RKI-Präsident Lothar Wieler äußerte sich bereits am Donnerstag (23. Dezember) zu der aktuellen Dynamik: „Die Ausbrüche bei Omikron sind beeindruckend. Sehr viele Menschen, die sich mit einem Infizierten in einem Raum befinden, können sich anstecken. Sehr viele werden auch krank.“ In New York macht Omikron* bereits 92 Prozent der Neuinfektionen aus. Die dort herrschende Realität könnte auch Deutschland erreichen. Experten gehen davon aus, dass die Omikron-Variante sich im Januar stark in Deutschland ausbreiten wird.

Update vom 26. Dezember, 16.22 Uhr: In mehr als 11.000 Fällen bundesweit ermittelt die Polizei wegen gefälschter Impfpässe.
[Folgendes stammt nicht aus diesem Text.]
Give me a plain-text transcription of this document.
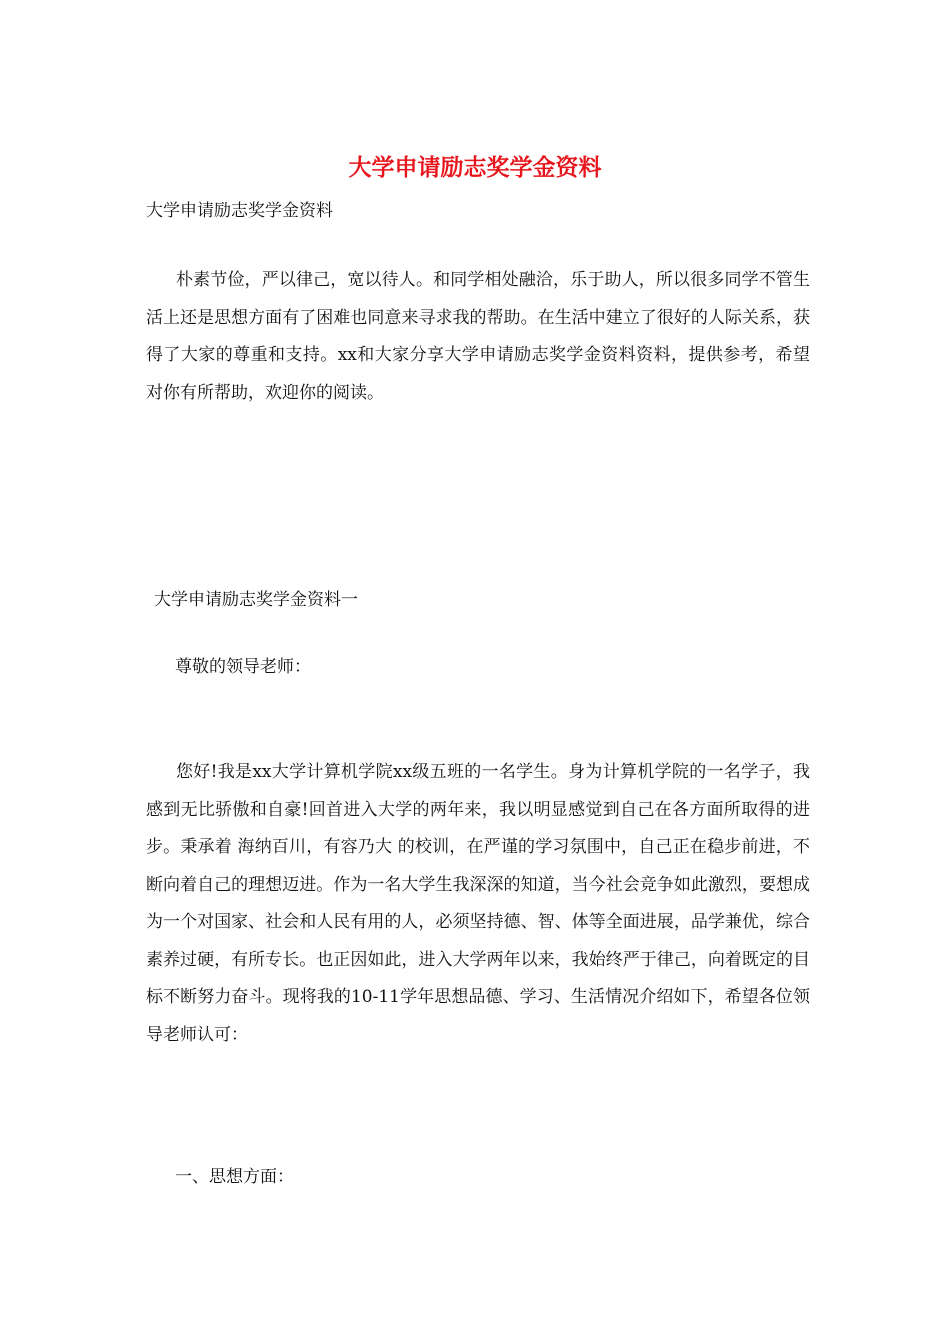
大学申请励志奖学金资料
大学申请励志奖学金资料
朴素节俭，严以律己，宽以待人。和同学相处融洽，乐于助人，所以很多同学不管生活上还是思想方面有了困难也同意来寻求我的帮助。在生活中建立了很好的人际关系，获得了大家的尊重和支持。xx和大家分享大学申请励志奖学金资料资料，提供参考，希望对你有所帮助，欢迎你的阅读。
大学申请励志奖学金资料一
尊敬的领导老师：
您好!我是xx大学计算机学院xx级五班的一名学生。身为计算机学院的一名学子，我感到无比骄傲和自豪!回首进入大学的两年来，我以明显感觉到自己在各方面所取得的进步。秉承着 海纳百川，有容乃大 的校训，在严谨的学习氛围中，自己正在稳步前进，不断向着自己的理想迈进。作为一名大学生我深深的知道，当今社会竞争如此激烈，要想成为一个对国家、社会和人民有用的人，必须坚持德、智、体等全面进展，品学兼优，综合素养过硬，有所专长。也正因如此，进入大学两年以来，我始终严于律己，向着既定的目标不断努力奋斗。现将我的10-11学年思想品德、学习、生活情况介绍如下，希望各位领导老师认可：
一、思想方面：
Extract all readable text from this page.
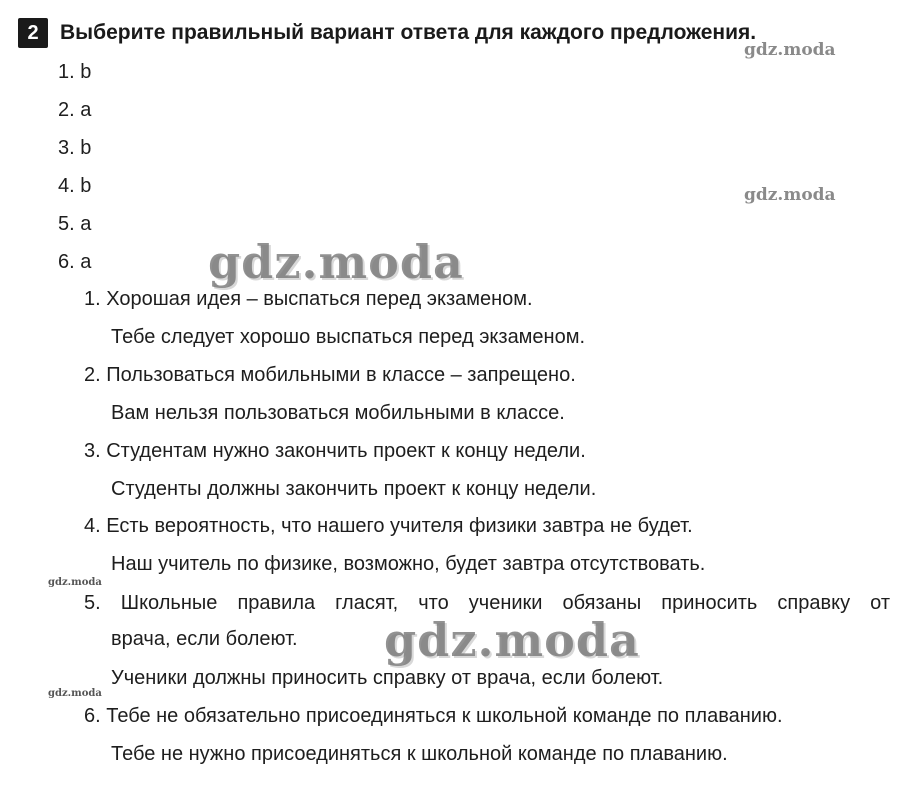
2	Выберите правильный вариант ответа для каждого предложения.
1. b
2. a
3. b
4. b
5. a
6. a
1. Хорошая идея – выспаться перед экзаменом.
Тебе следует хорошо выспаться перед экзаменом.
2. Пользоваться мобильными в классе – запрещено.
Вам нельзя пользоваться мобильными в классе.
3. Студентам нужно закончить проект к концу недели.
Студенты должны закончить проект к концу недели.
4. Есть вероятность, что нашего учителя физики завтра не будет.
Наш учитель по физике, возможно, будет завтра отсутствовать.
5. Школьные правила гласят, что ученики обязаны приносить справку от
врача, если болеют.
Ученики должны приносить справку от врача, если болеют.
6. Тебе не обязательно присоединяться к школьной команде по плаванию.
Тебе не нужно присоединяться к школьной команде по плаванию.
gdz.moda
gdz.moda
gdz.moda
gdz.moda
gdz.moda
gdz.moda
Allein beim bayerischen Landeskriminalamt gebe es seit Jahresbeginn 3070 Fälle - nach 110 Fällen bis Anfang September. Die Ermittler gehen dabei von einer hohen Dunkelziffer aus. Das berichtet die taz an diesem Sonntag vorab und beruft sich dabei auf eine eigene Umfrage unter den Landeskriminalämtern.

Seit Ende November drohen bei Nutzung eines falschen Impfpasses etwa in einer Apotheke eine Geldstrafe oder bis zu zwei Jahre Freiheitsstrafe. Für einen „gewerbsmäßigen“ Handel kann es bis zu fünf Jahre Haft geben. Viele Landeskriminalämter fuhren zuletzt Warnkampagnen mit Hinweisen auf diese Strafen.

Update vom 26. Dezember, 12.00 Uhr: Die Omikron-Variante des Coronavirus bereitet sich weiter aus. Nun warnen Lehrerverbände davor, um jeden Preis am Präsenzunterricht festzuhalten. Der Vorsitzende des Verbandes Bildung und Erziehung (VBE), Udo Beckmann, äußerte sich hierzu eindeutig: „Durch die Omikron-Variante verschärft sich die pandemische Lage massiv - auch an den Schulen. Wechsel- und Distanzunterricht“ dürften im weiteren Vorgehen also „kein Tabu“ sein.

Omikron-Variante kann sich besonders in Schulen leicht verbreiten

Auch der Vorsitzende des Deutschen Lehrerverbandes, Heinz-Peter Meidinger, argumentiert in diese Richtung: „Wenn es im kommenden Jahr noch einmal zu einem Lockdown kommen sollte, können die Schulen davon nicht ausgenommen werden.“ Denn gerade angesichts der vielen bisher ungeimpften Schüler könne sich die Omikron-Variante in Schulen besonders leicht verbreiten. Ein kurzes, hartes Durchgreifen in Form eines Lockdowns inklusive Schulschließungen hält Meidinger für sinnvoller, als über Monate hinweg eine Situation zu haben, in der die Schulen mal geöffnet und mal geschlossen sind.

Update vom 26. Dezember, 10.50 Uhr: Das erste Impf-Ziel der Bundesregierung wurde an Weihnachten erreicht: 30 Millionen Impfdosen wurden seit Mitte November verimpft (siehe Update vom 26. Dezember, 10.20 Uhr). Das nächste Ziel soll bereits bis Ende Januar erreicht werden. Bis dahin soll eine Impfquote von 80 Prozent in Deutschland herrschen.

Ursprünglich sollte dieses Impfziel bereits bis zum 7. Januar erreicht werden. Aktuell sind 61,4 Millionen Menschen in Deutschland mindestens einmal geimpft. Das sind 73,8 Prozent der Gesamtbevölkerung. Für die Erreichung des Impfziels müssten etwa 5 Millionen weitere Menschen eine Erstimpfung erhalten. Die Verabreichung von so vielen Impfungen ist bis zum 7. Januar kaum umsetzbar, weswegen das Ziel auf Ende Januar verschoben wurde.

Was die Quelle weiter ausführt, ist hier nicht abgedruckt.